Les 6 et 7 juin dernier, le Comité National Olympique et Sportif Français (CNOSF) a accueilli, à la Maison du Sport français, la session de clôture de la troisième promotion du programme « Dirigeants de Demain ».
Les instances du sport français s’essoufflent-elles ? Pas si sûr. Le week-end des 6 et 7 juin 2026, une effervescence particulière filtrait au sein de la Maison du Sport français. Le Comité National Olympique et Sportif Français (CNOSF) y orchestrait la clôture de la troisième promotion de son programme phare : « Dirigeants de demain ».
Trente et un visages. Trente et une trajectoires bien décidées à bousculer les codes des fédérations. Le renouvellement générationnel n’est plus une promesse de campagne électorale. C’est un chantier en cours.
70 heures pour briser le plafond de verre
L’ambition du dispositif tient en une formule simple : armer la jeunesse pour qu’elle ose prendre les manettes. Les chiffres parlent d’eux-mêmes. Seize femmes et quinze hommes composent cette cohorte baptisée « Nodjialem Myaro », du nom de l’ancienne internationale de handball devenue présidente de ligue. Une parité presque chirurgicale. À 28 ans de moyenne d’âge, ces profils incarnent une diversité rare, représentant pas moins de 24 disciplines sportives différentes.
Treize mois durant, ces jeunes bénévoles, arbitres et athlètes de haut niveau ont ingéré 70 heures de formation. Pas de grands discours théoriques hors sol, mais du concret. Des modules ciselés pour comprendre les arcanes de la gouvernance, décrypter les modèles économiques du sport fédéré ou appréhender la gestion des crises et la prise de parole en public. Une véritable boîte à outils. Plus de cinquante intervenants se sont succédé pour transmettre leurs secrets de fabrication. Une transmission directe, de pair à compagnon.
Masterclass, crises simulées et grand bain
Pour ce dernier acte à Paris, le CNOSF n’a pas fait les choses à moitié.

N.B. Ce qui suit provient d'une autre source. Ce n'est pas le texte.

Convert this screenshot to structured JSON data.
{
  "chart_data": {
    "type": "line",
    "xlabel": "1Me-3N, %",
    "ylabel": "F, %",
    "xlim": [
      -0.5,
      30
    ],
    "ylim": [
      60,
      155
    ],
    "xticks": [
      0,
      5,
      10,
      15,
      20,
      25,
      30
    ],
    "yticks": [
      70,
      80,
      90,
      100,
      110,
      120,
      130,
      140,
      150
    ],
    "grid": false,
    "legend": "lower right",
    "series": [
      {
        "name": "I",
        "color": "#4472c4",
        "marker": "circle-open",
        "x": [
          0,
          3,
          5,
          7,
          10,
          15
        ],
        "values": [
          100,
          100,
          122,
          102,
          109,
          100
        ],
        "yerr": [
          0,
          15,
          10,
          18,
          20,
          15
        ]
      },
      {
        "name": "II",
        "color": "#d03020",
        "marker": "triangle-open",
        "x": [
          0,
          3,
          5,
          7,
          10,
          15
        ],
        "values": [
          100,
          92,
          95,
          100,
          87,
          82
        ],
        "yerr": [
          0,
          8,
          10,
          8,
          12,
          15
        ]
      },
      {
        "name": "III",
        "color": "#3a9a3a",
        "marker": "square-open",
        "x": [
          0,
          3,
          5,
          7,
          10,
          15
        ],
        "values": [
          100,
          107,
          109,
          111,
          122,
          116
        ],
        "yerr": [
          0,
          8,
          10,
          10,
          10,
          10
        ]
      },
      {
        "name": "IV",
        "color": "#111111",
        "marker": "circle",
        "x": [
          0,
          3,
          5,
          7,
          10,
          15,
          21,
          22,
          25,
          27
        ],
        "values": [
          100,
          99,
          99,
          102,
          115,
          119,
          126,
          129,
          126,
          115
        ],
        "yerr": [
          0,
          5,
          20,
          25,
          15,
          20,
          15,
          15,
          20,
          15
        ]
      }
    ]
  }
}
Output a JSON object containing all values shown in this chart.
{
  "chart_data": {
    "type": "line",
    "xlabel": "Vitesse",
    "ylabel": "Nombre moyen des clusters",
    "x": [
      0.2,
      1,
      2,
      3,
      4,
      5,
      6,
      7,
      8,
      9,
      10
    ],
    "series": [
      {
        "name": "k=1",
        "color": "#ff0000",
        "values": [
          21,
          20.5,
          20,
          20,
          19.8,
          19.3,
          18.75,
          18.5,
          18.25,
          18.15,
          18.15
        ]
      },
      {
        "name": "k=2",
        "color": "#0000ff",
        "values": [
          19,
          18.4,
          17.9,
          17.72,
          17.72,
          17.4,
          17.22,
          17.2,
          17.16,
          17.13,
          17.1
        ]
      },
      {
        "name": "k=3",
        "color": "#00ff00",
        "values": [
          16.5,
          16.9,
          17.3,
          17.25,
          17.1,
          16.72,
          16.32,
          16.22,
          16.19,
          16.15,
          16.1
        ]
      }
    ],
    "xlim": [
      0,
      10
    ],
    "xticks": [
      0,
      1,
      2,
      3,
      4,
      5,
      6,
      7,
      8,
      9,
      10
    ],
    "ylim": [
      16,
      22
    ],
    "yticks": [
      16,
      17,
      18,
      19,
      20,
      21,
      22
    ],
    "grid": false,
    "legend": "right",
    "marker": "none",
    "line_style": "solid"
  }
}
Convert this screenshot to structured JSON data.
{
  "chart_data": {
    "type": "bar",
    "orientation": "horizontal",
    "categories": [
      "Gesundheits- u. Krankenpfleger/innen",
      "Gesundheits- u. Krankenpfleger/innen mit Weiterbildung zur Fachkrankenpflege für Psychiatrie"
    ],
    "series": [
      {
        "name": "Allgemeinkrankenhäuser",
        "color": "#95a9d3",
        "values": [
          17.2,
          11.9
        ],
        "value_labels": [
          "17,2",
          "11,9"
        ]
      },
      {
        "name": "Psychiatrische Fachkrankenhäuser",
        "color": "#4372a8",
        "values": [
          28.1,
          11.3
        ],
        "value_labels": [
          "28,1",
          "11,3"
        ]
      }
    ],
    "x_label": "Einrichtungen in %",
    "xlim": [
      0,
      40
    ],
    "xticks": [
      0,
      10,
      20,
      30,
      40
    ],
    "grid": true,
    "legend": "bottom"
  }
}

Les lauréats ont partagé une masterclass intense avec Pierre Trochet, l’actuel président de la Fédération Internationale de Football Américain. Comment pilote-t-on une structure mondiale quand on est soi-même issu de cette nouvelle génération ? Les questions ont fusé. Directes. Sans filtre.
Les ateliers pratiques qui ont suivi ont plongé les participants dans le feu de l’action. Scénarios de crise, éléments de langage sous pression, gestion de l’imprévu. Le sport de haut niveau exige des réflexes affûtés ; sa gouvernance aussi. La session s’est prolongée par une immersion au Golf National de Saint-Quentin-en-Yvelines, histoire de toucher du doigt les réalités structurelles d’un grand site fédéral.
Le bénévolat de demain sera audacieux ou ne sera pas
Marie-Françoise Potereau, vice-présidente du CNOSF chargée du bénévolat et de la féminisation, a remis en main propre les précieux certificats de participation. Un moment suspendu, mais surtout un point de départ. Le mouvement sportif français traverse une zone de turbulences éthiques et financières qui impose de repenser le rôle du dirigeant. Ces 31 diplômés n’arrivent pas en terrain inconnu. Ils intègrent un réseau solide, prêts à infuser de nouvelles méthodes managériales dans leurs ligues et comités respectifs.
Le management pyramidal a vécu. Place à une approche plus horizontale, plus éthique, résolument connectée aux enjeux sociétaux actuels. Ces jeunes dirigeants ne demandent pas qu’on leur fasse une place autour de la table. Ils possèdent désormais la légitimité, le réseau et les compétences pour s’y asseoir de plein droit. Reste à savoir à quel point les anciennes structures accepteront de bousculer leurs habitudes pour laisser passer ce vent de fraîcheur.